All procedures involving animals were reviewed and approved by the Institutional Animal Care and Use Committee at Merck. Female severe combined immunodeficiency Beige mice (6–8 wk old) were ordered from Charles River Laboratories and housed in a temperature- and humidity-controlled room and on regular diet. LOX-IMVI (LOX) or SUDHL6 (American Type Culture Collection) cells were cultured in complete growth medium containing RPMI 1640 with 10% fetal bovine serum at 37°C with 5% CO₂. The growth medium was changed 2 or 3 times per week, and the cells were subcultured at a ratio of 1:10 when needed. Tumors were implanted at the right shoulder with a subcutaneous injection of 1 × 10⁶ LOX cells in 100 μL of phosphate-buffered saline or 10 × 10⁶ SUDHL6 cells in 100 μL of phosphate-buffered saline plus growth factor–reduced Matrigel (1:1). The mice were used for small-animal PET and ex vivo studies about 5–7 d and 3 wk after the injection of LOX and SUDHL6 cells, respectively, when the tumors reached a mass of 100–400 mg.

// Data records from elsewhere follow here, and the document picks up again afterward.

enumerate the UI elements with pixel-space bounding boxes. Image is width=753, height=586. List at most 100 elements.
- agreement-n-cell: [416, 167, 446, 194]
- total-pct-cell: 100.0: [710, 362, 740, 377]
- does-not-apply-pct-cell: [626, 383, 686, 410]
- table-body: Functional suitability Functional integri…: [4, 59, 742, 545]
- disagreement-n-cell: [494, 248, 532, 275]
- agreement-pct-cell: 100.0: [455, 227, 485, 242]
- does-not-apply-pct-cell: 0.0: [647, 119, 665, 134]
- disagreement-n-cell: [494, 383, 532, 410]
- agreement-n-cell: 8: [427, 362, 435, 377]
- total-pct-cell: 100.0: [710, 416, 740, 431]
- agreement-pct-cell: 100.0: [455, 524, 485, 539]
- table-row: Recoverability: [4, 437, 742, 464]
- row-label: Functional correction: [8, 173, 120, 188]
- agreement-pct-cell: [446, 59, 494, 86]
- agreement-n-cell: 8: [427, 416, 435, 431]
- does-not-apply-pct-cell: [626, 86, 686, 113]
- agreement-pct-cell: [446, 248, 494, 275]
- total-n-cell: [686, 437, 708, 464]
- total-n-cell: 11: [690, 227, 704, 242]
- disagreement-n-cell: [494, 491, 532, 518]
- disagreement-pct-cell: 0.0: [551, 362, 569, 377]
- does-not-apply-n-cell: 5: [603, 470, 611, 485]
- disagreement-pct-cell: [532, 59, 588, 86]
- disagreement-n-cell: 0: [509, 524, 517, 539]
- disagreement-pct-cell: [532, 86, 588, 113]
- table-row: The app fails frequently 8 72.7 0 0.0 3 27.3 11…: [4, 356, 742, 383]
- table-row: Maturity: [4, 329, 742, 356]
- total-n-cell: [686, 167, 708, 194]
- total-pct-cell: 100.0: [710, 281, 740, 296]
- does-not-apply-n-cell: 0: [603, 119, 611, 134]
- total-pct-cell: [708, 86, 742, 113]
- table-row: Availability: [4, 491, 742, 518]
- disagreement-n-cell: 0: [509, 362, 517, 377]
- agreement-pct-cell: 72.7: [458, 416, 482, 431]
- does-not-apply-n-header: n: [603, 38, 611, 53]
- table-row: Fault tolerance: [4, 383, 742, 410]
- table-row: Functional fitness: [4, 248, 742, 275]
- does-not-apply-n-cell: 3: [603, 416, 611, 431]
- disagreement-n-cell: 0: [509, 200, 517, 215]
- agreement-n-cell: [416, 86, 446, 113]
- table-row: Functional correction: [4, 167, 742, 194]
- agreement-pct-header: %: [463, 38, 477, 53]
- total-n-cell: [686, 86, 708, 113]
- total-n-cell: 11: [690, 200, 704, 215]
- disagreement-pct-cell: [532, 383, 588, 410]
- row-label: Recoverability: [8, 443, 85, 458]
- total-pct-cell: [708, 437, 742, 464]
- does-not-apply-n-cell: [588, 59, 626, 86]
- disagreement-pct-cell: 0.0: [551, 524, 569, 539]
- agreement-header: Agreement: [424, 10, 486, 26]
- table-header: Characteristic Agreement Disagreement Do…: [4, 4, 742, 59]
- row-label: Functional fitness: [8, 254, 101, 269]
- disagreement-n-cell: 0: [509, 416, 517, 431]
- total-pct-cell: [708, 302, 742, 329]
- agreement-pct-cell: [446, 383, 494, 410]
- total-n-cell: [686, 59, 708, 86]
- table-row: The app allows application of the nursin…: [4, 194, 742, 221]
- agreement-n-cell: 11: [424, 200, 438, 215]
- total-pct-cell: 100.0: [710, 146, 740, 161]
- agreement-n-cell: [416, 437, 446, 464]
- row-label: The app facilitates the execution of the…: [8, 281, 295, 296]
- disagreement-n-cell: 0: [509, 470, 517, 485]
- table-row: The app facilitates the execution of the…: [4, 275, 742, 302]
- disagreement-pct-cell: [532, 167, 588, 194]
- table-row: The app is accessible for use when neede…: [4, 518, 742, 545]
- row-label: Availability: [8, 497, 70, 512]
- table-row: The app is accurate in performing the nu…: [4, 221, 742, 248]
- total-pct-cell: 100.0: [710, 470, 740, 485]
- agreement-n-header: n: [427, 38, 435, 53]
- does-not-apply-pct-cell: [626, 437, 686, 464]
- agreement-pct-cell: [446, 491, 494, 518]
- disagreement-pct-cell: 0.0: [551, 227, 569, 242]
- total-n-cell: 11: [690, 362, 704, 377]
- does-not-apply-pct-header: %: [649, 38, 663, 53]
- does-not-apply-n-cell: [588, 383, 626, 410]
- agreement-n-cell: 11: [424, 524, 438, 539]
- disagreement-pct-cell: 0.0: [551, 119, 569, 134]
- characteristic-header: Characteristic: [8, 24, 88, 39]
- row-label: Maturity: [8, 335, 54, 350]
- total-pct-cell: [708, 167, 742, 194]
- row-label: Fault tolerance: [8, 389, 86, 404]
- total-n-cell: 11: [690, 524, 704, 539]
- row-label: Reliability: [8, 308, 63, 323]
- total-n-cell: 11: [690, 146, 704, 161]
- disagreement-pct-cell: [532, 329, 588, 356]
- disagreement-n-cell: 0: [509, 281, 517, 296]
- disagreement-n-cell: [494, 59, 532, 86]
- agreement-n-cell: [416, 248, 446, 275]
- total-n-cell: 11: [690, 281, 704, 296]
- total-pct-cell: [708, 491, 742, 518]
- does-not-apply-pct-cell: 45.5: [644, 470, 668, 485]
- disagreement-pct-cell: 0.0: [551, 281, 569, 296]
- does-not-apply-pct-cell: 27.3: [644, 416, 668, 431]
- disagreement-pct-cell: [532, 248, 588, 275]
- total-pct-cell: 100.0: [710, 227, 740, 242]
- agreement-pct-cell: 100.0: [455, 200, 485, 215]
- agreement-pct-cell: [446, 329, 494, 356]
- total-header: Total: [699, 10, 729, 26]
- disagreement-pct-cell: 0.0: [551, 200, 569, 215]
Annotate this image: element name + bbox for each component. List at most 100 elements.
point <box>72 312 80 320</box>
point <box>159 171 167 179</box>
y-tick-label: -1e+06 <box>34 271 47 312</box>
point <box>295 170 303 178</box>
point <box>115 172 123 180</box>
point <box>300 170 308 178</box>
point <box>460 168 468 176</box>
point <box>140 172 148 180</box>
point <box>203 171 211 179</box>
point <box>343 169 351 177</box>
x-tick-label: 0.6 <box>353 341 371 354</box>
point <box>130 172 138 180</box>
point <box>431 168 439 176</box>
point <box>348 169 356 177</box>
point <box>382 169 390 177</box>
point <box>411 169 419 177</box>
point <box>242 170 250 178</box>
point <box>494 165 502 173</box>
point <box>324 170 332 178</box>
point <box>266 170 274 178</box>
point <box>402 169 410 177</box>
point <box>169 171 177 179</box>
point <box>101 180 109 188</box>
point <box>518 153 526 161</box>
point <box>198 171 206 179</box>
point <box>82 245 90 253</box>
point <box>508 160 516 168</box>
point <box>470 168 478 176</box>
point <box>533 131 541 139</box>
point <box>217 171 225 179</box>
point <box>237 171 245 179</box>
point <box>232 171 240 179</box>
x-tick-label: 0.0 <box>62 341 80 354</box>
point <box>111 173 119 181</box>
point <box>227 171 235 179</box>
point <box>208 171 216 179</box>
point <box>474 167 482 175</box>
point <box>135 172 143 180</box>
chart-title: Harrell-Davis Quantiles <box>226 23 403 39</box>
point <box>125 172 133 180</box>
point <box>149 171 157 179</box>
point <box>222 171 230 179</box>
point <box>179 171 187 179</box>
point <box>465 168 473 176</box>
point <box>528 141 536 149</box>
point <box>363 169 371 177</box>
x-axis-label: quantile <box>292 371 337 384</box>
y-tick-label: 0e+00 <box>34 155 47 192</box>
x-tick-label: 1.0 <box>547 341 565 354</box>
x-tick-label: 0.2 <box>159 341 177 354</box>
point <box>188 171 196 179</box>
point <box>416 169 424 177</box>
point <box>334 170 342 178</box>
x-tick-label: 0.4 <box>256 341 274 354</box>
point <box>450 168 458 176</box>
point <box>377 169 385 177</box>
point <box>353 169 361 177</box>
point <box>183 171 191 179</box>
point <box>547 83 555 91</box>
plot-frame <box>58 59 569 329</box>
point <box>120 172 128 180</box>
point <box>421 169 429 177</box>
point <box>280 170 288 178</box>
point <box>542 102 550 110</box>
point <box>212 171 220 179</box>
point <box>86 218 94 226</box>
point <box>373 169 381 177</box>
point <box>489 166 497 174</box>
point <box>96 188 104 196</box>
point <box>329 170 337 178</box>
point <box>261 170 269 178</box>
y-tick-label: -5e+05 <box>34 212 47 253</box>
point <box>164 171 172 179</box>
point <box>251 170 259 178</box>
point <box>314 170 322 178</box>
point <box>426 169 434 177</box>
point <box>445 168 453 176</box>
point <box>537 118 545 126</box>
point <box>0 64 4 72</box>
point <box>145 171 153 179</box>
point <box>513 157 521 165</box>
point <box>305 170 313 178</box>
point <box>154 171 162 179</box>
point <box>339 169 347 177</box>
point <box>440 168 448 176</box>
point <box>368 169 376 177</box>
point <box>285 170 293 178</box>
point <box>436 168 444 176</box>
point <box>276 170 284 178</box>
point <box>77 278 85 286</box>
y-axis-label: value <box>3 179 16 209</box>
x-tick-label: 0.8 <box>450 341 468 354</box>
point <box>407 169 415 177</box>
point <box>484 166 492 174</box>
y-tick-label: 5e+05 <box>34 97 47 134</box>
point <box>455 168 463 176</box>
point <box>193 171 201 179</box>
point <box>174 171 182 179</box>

For the development of the mixture of LOX and SUDHL6 tumors, the LOX cells were injected into the SUDHL6 tumors, which were inoculated about 2 wk early. About 1 wk after implantation of LOX cells, mice were imaged and the tumors were harvested for histologic and autoradiographic studies.

PET Data Acquisition and Ex Vivo Biodistribution Measurements

Mice were anesthetized with isoflurane (4%–5% induction, 1%–3% maintenance), prepared with tail vein catheters, and placed in a dedicated small-animal PET scanner (microPET Focus220; Siemens Preclinical Solutions). A 20-min transmission scan with a ⁵⁷Co source was obtained to correct for photon attenuation and scatter. Then 0.2–0.6 MBq of ¹⁸F-AlF-NOTA-Z_{PD-L1_1} were administered via the tail vein, and PET list-mode data were collected for 90 min. Immediately after PET acquisition, the mice were euthanized, and the tumor, heart, lung, spleen, liver, kidneys, blood, plasma, and muscle were collected and measured using a γ-counter (PerkinElmer). For each mouse, biodistribution measurements were converted into units of percentage injected dose per gram (%ID/g).

Ex Vivo Autoradiography

The SUDHL6/LOX xenograft tumors removed after imaging were bisected and immediately frozen. Replicate sets of 14-μm-thick cryosections were prepared and adhered to glass slides. For autoradiography, slides were air dried at room temperature, apposed to a phosphor imaging plate (TR 2025; Fujifilm Medical Systems), and exposed overnight. The plates were scanned on a BAS-5000 phosphor image plate scanner (Fujifilm Medical Systems), and the resulting images were processed with MCID software (Imaging Research, Inc.).